Usai Dievaluasi 1,5 Tahun, Prabowo Copot Kepala BGN, Program Makan Bergizi Gratis Masuk Babak Baru

Bagikan

Damkarnews.com, JAKARTA – Keputusan Presiden Prabowo Subianto mengganti pimpinan Badan Gizi Nasional (BGN) menjadi sorotan publik. Pergantian ini dinilai bukan sekadar rotasi jabatan biasa, melainkan sinyal kuat bahwa pemerintah ingin mempercepat sekaligus memperkuat pelaksanaan Program Makan Bergizi Gratis (MBG) yang menjadi salah satu program unggulan nasional.

Menteri Sekretaris Negara, Prasetyo Hadi, mengumumkan bahwa Presiden Prabowo resmi memberhentikan Dadan Hindayana dari jabatan Kepala BGN, serta melakukan pergantian pada jajaran pimpinan lainnya, Selasa (2/6/2026), di Kompleks Istana Kepresidenan Jakarta.

Sebagai penggantinya, Presiden menunjuk Nanik S. Deyang untuk memimpin Badan Gizi Nasional ke depan.

Dalam keterangannya, Prasetyo menegaskan bahwa keputusan tersebut merupakan hasil evaluasi menyeluruh yang dilakukan Presiden terhadap kinerja BGN selama hampir satu setengah tahun terakhir.

Menurutnya, BGN memegang peran sangat strategis karena menjadi ujung tombak pemerintah dalam meningkatkan kualitas gizi masyarakat melalui berbagai program, termasuk Makan Bergizi Gratis yang saat ini menjangkau jutaan penerima manfaat di seluruh Indonesia.

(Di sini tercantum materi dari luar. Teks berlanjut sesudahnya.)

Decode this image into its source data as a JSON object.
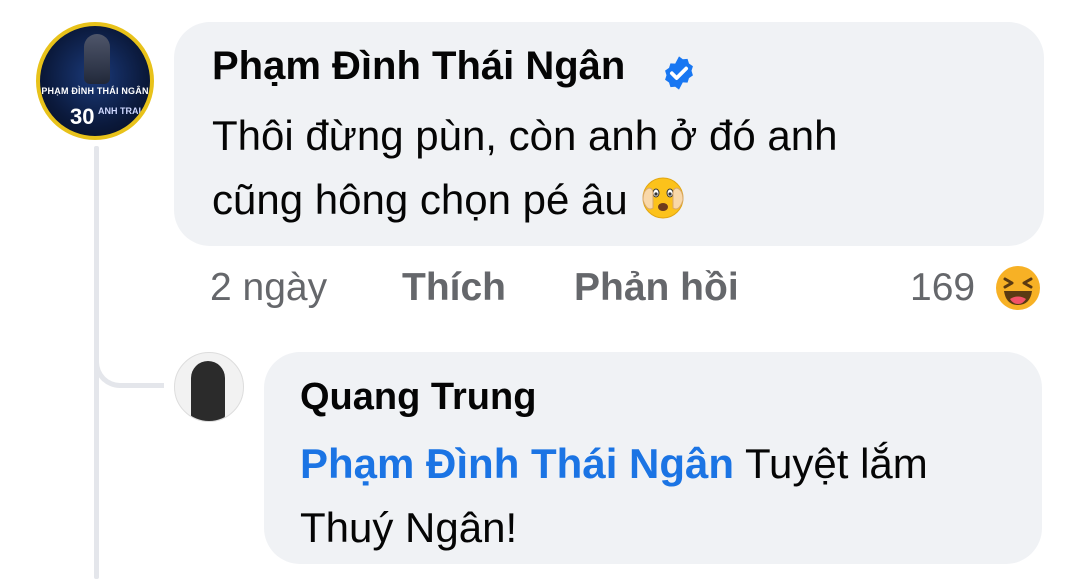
{
  "thread": {
    "comment": {
      "author": "Phạm Đình Thái Ngân",
      "verified": true,
      "text_line1": "Thôi đừng pùn, còn anh ở đó anh",
      "text_line2": "cũng hông chọn pé âu",
      "emoji": "face-with-open-eyes-and-hand-over-mouth",
      "avatar_text": {
        "name": "PHẠM ĐÌNH THÁI NGÂN",
        "big": "30",
        "side": "ANH TRAI"
      },
      "actions": {
        "time": "2 ngày",
        "like": "Thích",
        "reply": "Phản hồi"
      },
      "reaction_count": "169",
      "reaction_icon": "haha-icon"
    },
    "reply": {
      "author": "Quang Trung",
      "mention": "Phạm Đình Thái Ngân",
      "text_after_mention": " Tuyệt lắm",
      "text_line2": "Thuý Ngân!"
    }
  },
  "colors": {
    "bubble_bg": "#f0f2f5",
    "mention": "#1b74e4",
    "meta_text": "#65676b",
    "verified": "#1877f2",
    "reaction_yellow": "#f7b125"
  }
}
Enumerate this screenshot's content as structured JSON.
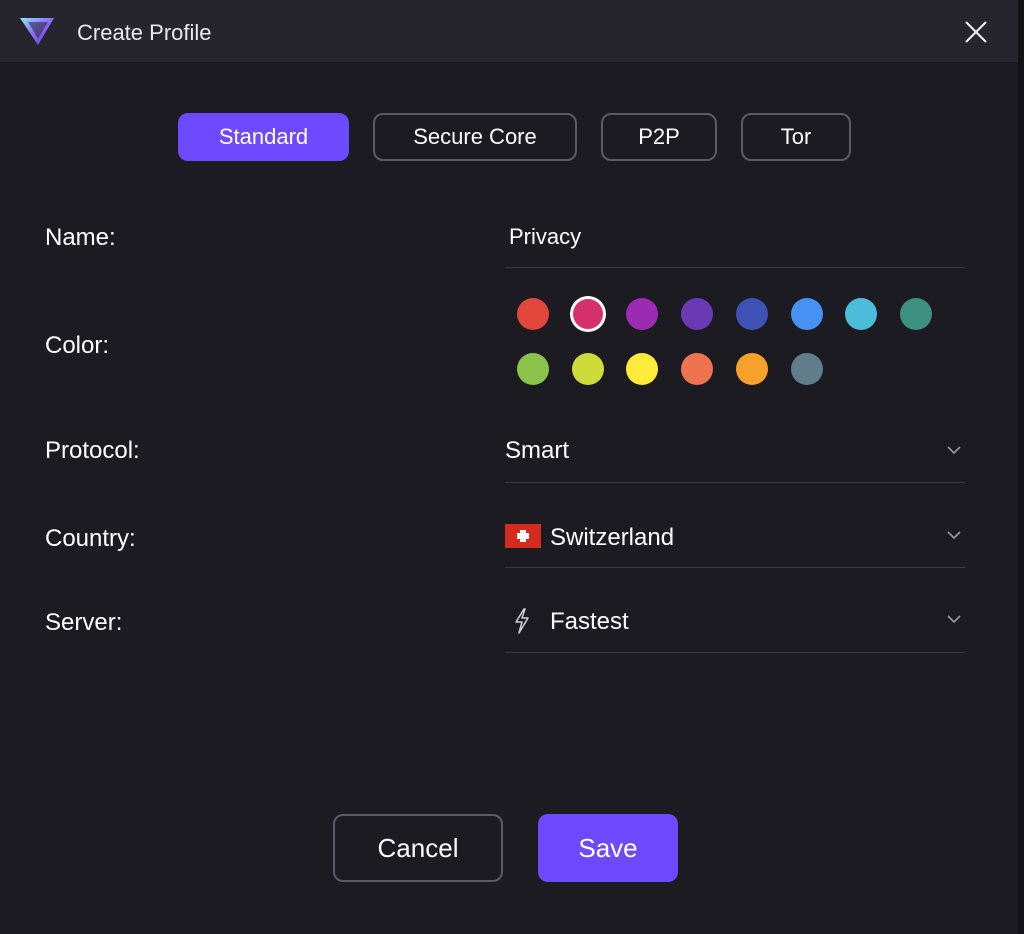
{
  "titlebar": {
    "title": "Create Profile",
    "logo_icon": "protonvpn-logo-icon",
    "close_icon": "close-icon"
  },
  "tabs": [
    {
      "label": "Standard",
      "active": true
    },
    {
      "label": "Secure Core",
      "active": false
    },
    {
      "label": "P2P",
      "active": false
    },
    {
      "label": "Tor",
      "active": false
    }
  ],
  "form": {
    "name": {
      "label": "Name:",
      "value": "Privacy"
    },
    "color": {
      "label": "Color:",
      "swatches": [
        {
          "color": "#e0463b",
          "selected": false
        },
        {
          "color": "#d5306a",
          "selected": true
        },
        {
          "color": "#9c2bb4",
          "selected": false
        },
        {
          "color": "#6a3ab5",
          "selected": false
        },
        {
          "color": "#3f51b5",
          "selected": false
        },
        {
          "color": "#4693f3",
          "selected": false
        },
        {
          "color": "#4bbdd8",
          "selected": false
        },
        {
          "color": "#3d9080",
          "selected": false
        },
        {
          "color": "#8bc34a",
          "selected": false
        },
        {
          "color": "#cddc39",
          "selected": false
        },
        {
          "color": "#ffeb3b",
          "selected": false
        },
        {
          "color": "#f0734f",
          "selected": false
        },
        {
          "color": "#f7a02b",
          "selected": false
        },
        {
          "color": "#607d8b",
          "selected": false
        }
      ]
    },
    "protocol": {
      "label": "Protocol:",
      "value": "Smart"
    },
    "country": {
      "label": "Country:",
      "value": "Switzerland",
      "flag_icon": "switzerland-flag-icon"
    },
    "server": {
      "label": "Server:",
      "value": "Fastest",
      "icon": "lightning-bolt-icon"
    }
  },
  "buttons": {
    "cancel_label": "Cancel",
    "save_label": "Save"
  },
  "colors": {
    "accent": "#6d4aff",
    "background": "#1c1b22",
    "titlebar": "#26252d",
    "border": "#5b5a66"
  }
}
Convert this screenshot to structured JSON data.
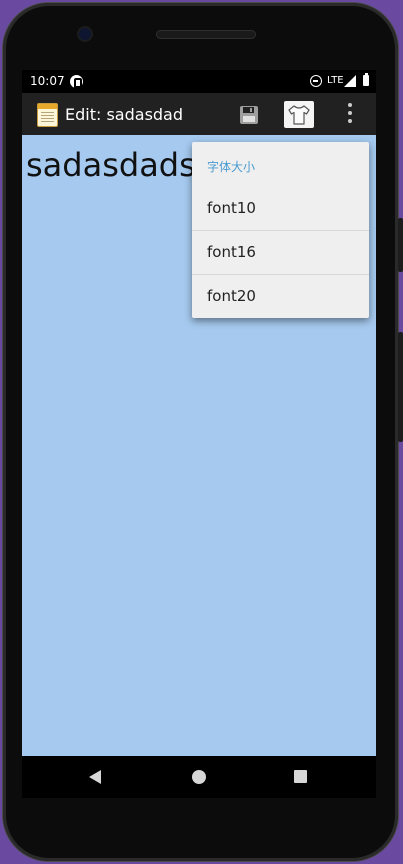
{
  "status_bar": {
    "time": "10:07",
    "network": "LTE"
  },
  "toolbar": {
    "title": "Edit: sadasdad",
    "icons": {
      "app": "notepad-icon",
      "save": "floppy-disk-icon",
      "theme": "tshirt-icon",
      "more": "overflow-menu-icon"
    }
  },
  "editor": {
    "text": "sadasdadsa"
  },
  "font_menu": {
    "header": "字体大小",
    "items": [
      "font10",
      "font16",
      "font20"
    ]
  },
  "colors": {
    "editor_background": "#a5c9ef",
    "toolbar_background": "#212121",
    "menu_header": "#4a9bd0",
    "menu_background": "#efefef"
  }
}
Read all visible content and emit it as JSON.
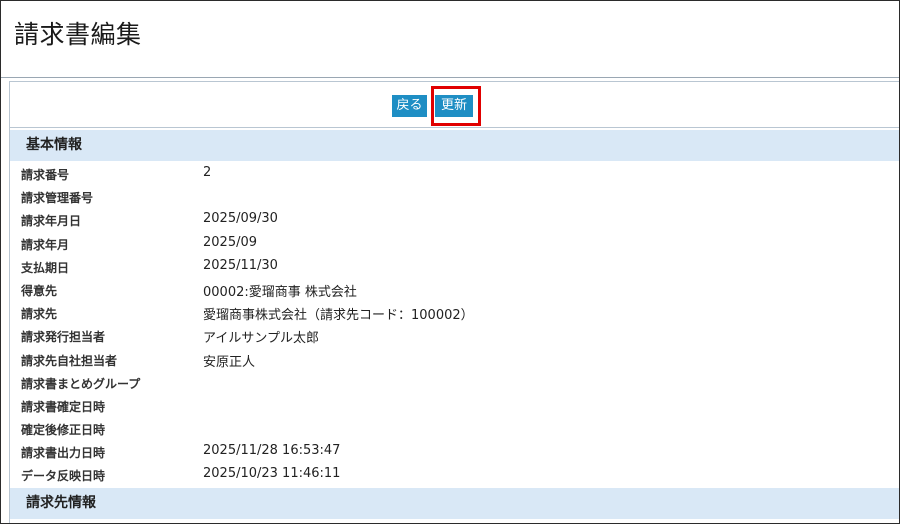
{
  "page": {
    "title": "請求書編集"
  },
  "toolbar": {
    "back_label": "戻る",
    "update_label": "更新"
  },
  "sections": {
    "basic_info": "基本情報",
    "billing_info": "請求先情報"
  },
  "fields": [
    {
      "label": "請求番号",
      "value": "2"
    },
    {
      "label": "請求管理番号",
      "value": ""
    },
    {
      "label": "請求年月日",
      "value": "2025/09/30"
    },
    {
      "label": "請求年月",
      "value": "2025/09"
    },
    {
      "label": "支払期日",
      "value": "2025/11/30"
    },
    {
      "label": "得意先",
      "value": "00002:愛瑠商事 株式会社"
    },
    {
      "label": "請求先",
      "value": "愛瑠商事株式会社（請求先コード：100002）"
    },
    {
      "label": "請求発行担当者",
      "value": "アイルサンプル太郎"
    },
    {
      "label": "請求先自社担当者",
      "value": "安原正人"
    },
    {
      "label": "請求書まとめグループ",
      "value": ""
    },
    {
      "label": "請求書確定日時",
      "value": ""
    },
    {
      "label": "確定後修正日時",
      "value": ""
    },
    {
      "label": "請求書出力日時",
      "value": "2025/11/28 16:53:47"
    },
    {
      "label": "データ反映日時",
      "value": "2025/10/23 11:46:11"
    }
  ],
  "colors": {
    "button": "#1e8ec4",
    "section_bg": "#d9e8f6",
    "highlight": "#e00000"
  }
}
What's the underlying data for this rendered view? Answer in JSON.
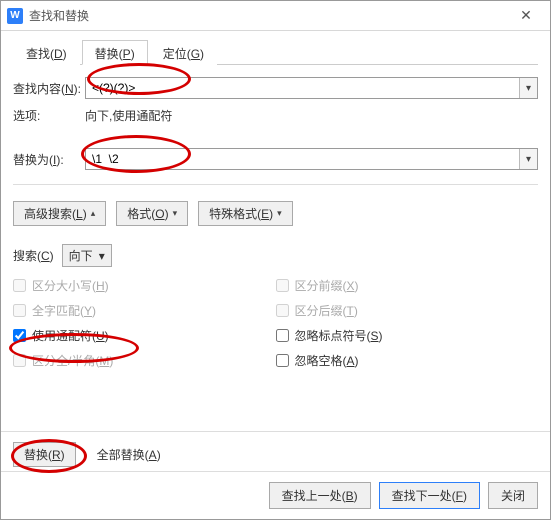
{
  "window": {
    "title": "查找和替换",
    "app_icon_letter": "W"
  },
  "tabs": {
    "find": "查找(",
    "find_mn": "D",
    "find_end": ")",
    "replace": "替换(",
    "replace_mn": "P",
    "replace_end": ")",
    "goto": "定位(",
    "goto_mn": "G",
    "goto_end": ")"
  },
  "fields": {
    "find_label_pre": "查找内容(",
    "find_label_mn": "N",
    "find_label_post": "):",
    "find_value": "<(?)(?)>",
    "options_label": "选项:",
    "options_value": "向下,使用通配符",
    "replace_label_pre": "替换为(",
    "replace_label_mn": "I",
    "replace_label_post": "):",
    "replace_value": "\\1  \\2"
  },
  "buttons": {
    "adv_search": "高级搜索(",
    "adv_search_mn": "L",
    "adv_search_end": ")",
    "format": "格式(",
    "format_mn": "O",
    "format_end": ")",
    "special": "特殊格式(",
    "special_mn": "E",
    "special_end": ")",
    "search_label": "搜索(",
    "search_mn": "C",
    "search_end": ")",
    "search_direction": "向下",
    "replace": "替换(",
    "replace_mn": "R",
    "replace_end": ")",
    "replace_all": "全部替换(",
    "replace_all_mn": "A",
    "replace_all_end": ")",
    "find_prev": "查找上一处(",
    "find_prev_mn": "B",
    "find_prev_end": ")",
    "find_next": "查找下一处(",
    "find_next_mn": "F",
    "find_next_end": ")",
    "close": "关闭"
  },
  "checks": {
    "match_case": "区分大小写(",
    "match_case_mn": "H",
    "match_case_end": ")",
    "whole_word": "全字匹配(",
    "whole_word_mn": "Y",
    "whole_word_end": ")",
    "wildcards": "使用通配符(",
    "wildcards_mn": "U",
    "wildcards_end": ")",
    "full_half": "区分全/半角(",
    "full_half_mn": "M",
    "full_half_end": ")",
    "prefix": "区分前缀(",
    "prefix_mn": "X",
    "prefix_end": ")",
    "suffix": "区分后缀(",
    "suffix_mn": "T",
    "suffix_end": ")",
    "ignore_punct": "忽略标点符号(",
    "ignore_punct_mn": "S",
    "ignore_punct_end": ")",
    "ignore_space": "忽略空格(",
    "ignore_space_mn": "A",
    "ignore_space_end": ")"
  },
  "annotation_color": "#d40000"
}
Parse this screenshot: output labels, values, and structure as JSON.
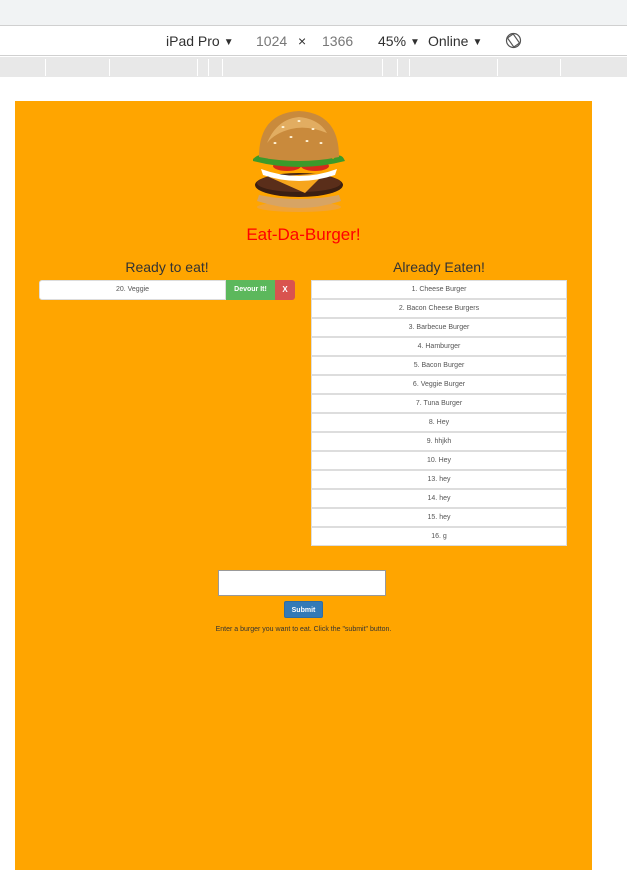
{
  "devtools": {
    "device": "iPad Pro",
    "width": "1024",
    "times": "×",
    "height": "1366",
    "zoom": "45%",
    "network": "Online",
    "dropdown_glyph": "▼",
    "rotate_icon": "rotate-icon"
  },
  "site": {
    "title": "Eat-Da-Burger!",
    "logo_icon": "burger-logo",
    "ready_heading": "Ready to eat!",
    "eaten_heading": "Already Eaten!",
    "ready": [
      {
        "name": "20. Veggie",
        "devour_label": "Devour It!",
        "delete_label": "X"
      }
    ],
    "eaten": [
      "1. Cheese Burger",
      "2. Bacon Cheese Burgers",
      "3. Barbecue Burger",
      "4. Hamburger",
      "5. Bacon Burger",
      "6. Veggie Burger",
      "7. Tuna Burger",
      "8. Hey",
      "9. hhjkh",
      "10. Hey",
      "13. hey",
      "14. hey",
      "15. hey",
      "16. g"
    ],
    "input_value": "",
    "submit_label": "Submit",
    "help_text": "Enter a burger you want to eat. Click the \"submit\" button."
  },
  "colors": {
    "page_bg": "#ffa500",
    "title": "#ff0000",
    "devour": "#5cb85c",
    "delete": "#d9534f",
    "submit": "#337ab7"
  }
}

“Presiden terus melakukan monitoring dan evaluasi terhadap seluruh kinerja kabinet, termasuk Badan Gizi Nasional. Dalam proses tersebut, Presiden menerima berbagai masukan dari kementerian terkait, masyarakat, hingga para penerima manfaat program,” ujar Prasetyo.

Pergantian pimpinan BGN dipandang sebagai langkah untuk memastikan program-program strategis pemerintah berjalan lebih efektif, tepat sasaran, dan memiliki tata kelola yang semakin kuat.

Pemerintah menilai tantangan pelaksanaan program gizi nasional semakin kompleks, mulai dari distribusi, pengawasan kualitas makanan, koordinasi lintas sektor, hingga akuntabilitas penggunaan anggaran yang nilainya terus meningkat seiring perluasan program.

Karena itu, kepemimpinan baru diharapkan mampu membawa percepatan dalam pelaksanaan berbagai target pemerintah di bidang peningkatan kualitas gizi masyarakat.

Meski demikian, pemerintah tetap memberikan apresiasi kepada Dadan Hindayana dan jajaran sebelumnya atas kontribusi mereka dalam membangun fondasi awal Badan Gizi Nasional sejak lembaga tersebut dibentuk.

Penunjukan Nanik S. Deyang juga membawa ekspektasi besar. Selain memastikan keberlanjutan Program Makan Bergizi Gratis, pimpinan baru BGN dituntut mampu menjawab berbagai tantangan di lapangan, termasuk memastikan pelayanan berjalan merata, transparan, dan bebas dari persoalan yang dapat mengganggu kepercayaan publik.

Pergantian ini sekaligus menunjukkan bahwa Presiden Prabowo tidak segan melakukan evaluasi terhadap lembaga yang menangani program prioritas nasional. Dengan MBG yang menjadi salah satu program andalan pemerintah, hasil kerja BGN ke depan akan menjadi perhatian publik sekaligus tolok ukur keberhasilan agenda pembangunan sumber daya manusia Indonesia.